In Tuesday’s pre-market trading, GS is currently trading at $312.00, up $5.29 or 1.72 percent.

“Goldman Sachs’ third quarter results reflect the strength, breadth and diversification of our global franchise. Against the backdrop of uncertainty and volatility in the markets, we continue to prudently manage our resources and remain focused on risk management as we serve our clients,” said Chairman and CEO David Solomon.

For the quarter, net earnings applicable to common shareholders declined to $2.96 billion or $8.25 per share from $5.28 billion or $14.93 per share in the prior-year quarter.

On average, 20 analysts polled by Thomson Reuters expected the company to report earnings of $7.69 per share for the quarter. Analysts’ estimates typically exclude special items.

Provision for credit losses for the quarter was $515 million, compared to a $175 million last year, primarily reflected consumer portfolio growth, net chargeoffs and the impact of continued broad concerns on the macroeconomic outlook.

Total operating expenses were $7.70 billion for the quarter, 17 percent higher than last year, reflecting higher compensation and benefits expenses, higher net provisions for litigation and regulatory proceedings and higher transaction based expenses.

Total net revenues for the quarter declined 12 percent to $11.98 billion from $13.61 billion in the same quarter last year, reflecting significantly lower net revenues in Asset Management and Investment Banking, partially offset by higher net revenues in Global Markets and Consumer & Wealth Management. Analysts expected revenue of $11.41 billion for the quarter.

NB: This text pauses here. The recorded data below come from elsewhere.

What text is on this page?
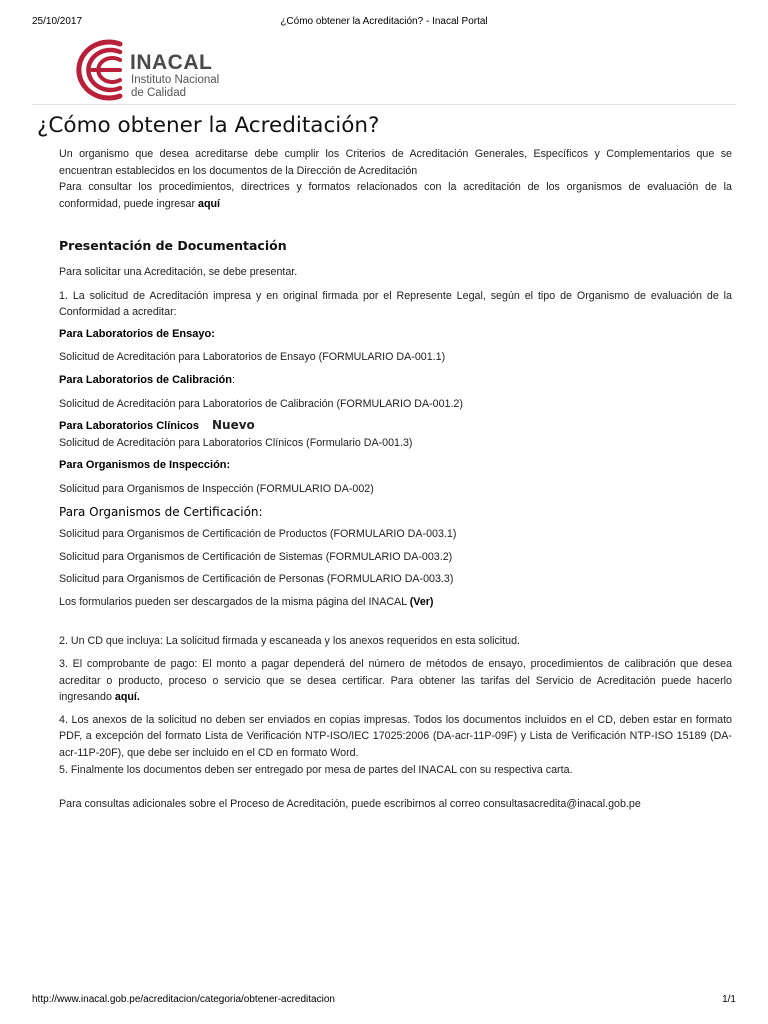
25/10/2017	¿Cómo obtener la Acreditación? - Inacal Portal
INACAL
Instituto Nacional
de Calidad
¿Cómo obtener la Acreditación?

Un organismo que desea acreditarse debe cumplir los Criterios de Acreditación Generales, Específicos y Complementarios que se encuentran establecidos en los documentos de la Dirección de Acreditación

Para consultar los procedimientos, directrices y formatos relacionados con la acreditación de los organismos de evaluación de la conformidad, puede ingresar aquí

Presentación de Documentación

Para solicitar una Acreditación, se debe presentar.

1. La solicitud de Acreditación impresa y en original firmada por el Represente Legal, según el tipo de Organismo de evaluación de la Conformidad a acreditar:

Para Laboratorios de Ensayo:

Solicitud de Acreditación para Laboratorios de Ensayo (FORMULARIO DA-001.1)

Para Laboratorios de Calibración:

Solicitud de Acreditación para Laboratorios de Calibración (FORMULARIO DA-001.2)

Para Laboratorios Clínicos Nuevo

Solicitud de Acreditación para Laboratorios Clínicos (Formulario DA-001.3)

Para Organismos de Inspección:

Solicitud para Organismos de Inspección (FORMULARIO DA-002)

Para Organismos de Certificación:

Solicitud para Organismos de Certificación de Productos (FORMULARIO DA-003.1)

Solicitud para Organismos de Certificación de Sistemas (FORMULARIO DA-003.2)

Solicitud para Organismos de Certificación de Personas (FORMULARIO DA-003.3)

Los formularios pueden ser descargados de la misma página del INACAL (Ver)

2. Un CD que incluya: La solicitud firmada y escaneada y los anexos requeridos en esta solicitud.

3. El comprobante de pago: El monto a pagar dependerá del número de métodos de ensayo, procedimientos de calibración que desea acreditar o producto, proceso o servicio que se desea certificar. Para obtener las tarifas del Servicio de Acreditación puede hacerlo ingresando aquí.

4. Los anexos de la solicitud no deben ser enviados en copias impresas. Todos los documentos incluidos en el CD, deben estar en formato PDF, a excepción del formato Lista de Verificación NTP-ISO/IEC 17025:2006 (DA-acr-11P-09F) y Lista de Verificación NTP-ISO 15189 (DA-acr-11P-20F), que debe ser incluido en el CD en formato Word.

5. Finalmente los documentos deben ser entregado por mesa de partes del INACAL con su respectiva carta.

Para consultas adicionales sobre el Proceso de Acreditación, puede escribirnos al correo consultasacredita@inacal.gob.pe

http://www.inacal.gob.pe/acreditacion/categoria/obtener-acreditacion	1/1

Net interest income grew 31 percent to $2.04 billion, while non-interest income declined 18 percent to $9.93 billion in the year-ago quarter.

Quarterly net revenues in Investment Banking were $1.58 billion, 57 percent lower than last year, reflecting significantly lower net revenues in underwriting, Financial advisory and Corporate lending.

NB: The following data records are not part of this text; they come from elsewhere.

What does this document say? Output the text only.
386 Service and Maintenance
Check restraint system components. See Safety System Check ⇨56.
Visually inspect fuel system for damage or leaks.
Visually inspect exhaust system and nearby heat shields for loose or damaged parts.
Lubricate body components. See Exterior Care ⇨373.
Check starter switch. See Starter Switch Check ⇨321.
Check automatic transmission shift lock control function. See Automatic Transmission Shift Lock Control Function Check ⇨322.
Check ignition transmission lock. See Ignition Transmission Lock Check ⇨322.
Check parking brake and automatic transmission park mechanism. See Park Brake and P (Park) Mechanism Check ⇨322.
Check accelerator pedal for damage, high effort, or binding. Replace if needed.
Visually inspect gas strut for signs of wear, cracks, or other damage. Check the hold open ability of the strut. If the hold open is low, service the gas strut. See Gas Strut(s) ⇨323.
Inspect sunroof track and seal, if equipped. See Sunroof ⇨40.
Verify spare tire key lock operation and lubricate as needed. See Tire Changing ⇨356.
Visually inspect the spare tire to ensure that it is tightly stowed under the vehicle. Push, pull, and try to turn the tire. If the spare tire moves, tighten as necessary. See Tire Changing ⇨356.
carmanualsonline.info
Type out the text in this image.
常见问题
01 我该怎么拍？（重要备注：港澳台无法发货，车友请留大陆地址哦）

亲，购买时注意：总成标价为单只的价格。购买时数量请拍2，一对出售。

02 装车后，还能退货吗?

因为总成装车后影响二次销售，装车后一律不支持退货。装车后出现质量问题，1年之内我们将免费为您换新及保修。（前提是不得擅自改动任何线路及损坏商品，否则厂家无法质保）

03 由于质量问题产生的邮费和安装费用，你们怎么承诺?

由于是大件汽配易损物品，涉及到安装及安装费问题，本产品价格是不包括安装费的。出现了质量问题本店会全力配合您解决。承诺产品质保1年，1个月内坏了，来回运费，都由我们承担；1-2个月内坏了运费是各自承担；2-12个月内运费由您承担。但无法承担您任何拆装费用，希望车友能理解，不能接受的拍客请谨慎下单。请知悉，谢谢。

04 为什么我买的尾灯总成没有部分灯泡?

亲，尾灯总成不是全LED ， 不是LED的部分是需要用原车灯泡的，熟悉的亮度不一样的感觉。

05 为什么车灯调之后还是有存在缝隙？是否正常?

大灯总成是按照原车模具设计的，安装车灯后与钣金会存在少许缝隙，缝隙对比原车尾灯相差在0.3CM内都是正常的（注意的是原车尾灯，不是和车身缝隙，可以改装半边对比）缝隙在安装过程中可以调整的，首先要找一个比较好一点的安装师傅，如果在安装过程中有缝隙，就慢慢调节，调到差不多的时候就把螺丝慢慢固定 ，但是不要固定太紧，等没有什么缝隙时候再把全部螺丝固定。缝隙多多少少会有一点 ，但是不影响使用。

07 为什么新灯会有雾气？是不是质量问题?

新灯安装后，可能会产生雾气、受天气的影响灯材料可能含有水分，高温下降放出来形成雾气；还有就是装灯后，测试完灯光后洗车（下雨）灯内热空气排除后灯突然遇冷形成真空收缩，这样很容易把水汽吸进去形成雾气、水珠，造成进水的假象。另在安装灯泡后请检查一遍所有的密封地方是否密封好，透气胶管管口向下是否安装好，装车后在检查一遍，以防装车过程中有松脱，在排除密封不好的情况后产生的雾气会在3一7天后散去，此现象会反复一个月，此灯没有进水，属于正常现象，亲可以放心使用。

Net revenues in Global Markets were $6.20 billion for the third quarter, up 11 percent from the previous year, primarily reflecting strong performances in both Fixed Income, Currency and Commodities (FICC) and Equities, particularly in financing.

Net revenues in Asset Management were $1.82 billion for the quarter, 20 percent lower than the prior year, reflecting significantly lower net revenues in Equity investments and Lending and debt investments, partially offset by significantly higher Management and other fees.

Net revenues in Consumer & Wealth Management were a record $2.38 billion, 18 percent higher than last year, reflecting a surge consumer banking net revenues.

Firmwide Management and other fees were a record $2.24 billion for the third quarter, 15 percent higher than the last year.

On Monday, the Board of Directors approved a quarterly dividend of $2.50 per common share, payable on December 29, 2022 to common shareholders of record on December 1, 2022.

Goldman Sachs also announced a major reorganization of its business lines, combining the trading and investment-banking divisions. The move would also cause the side-lining of the loss-making consumer unit as well as Marcus, the digital consumer bank.

“Today, we enter the next phase of our growth, introducing a realignment of our businesses that will enable us to further capitalize on the predominant operating model of One Goldman Sachs as we better serve our clients,” Solomon added.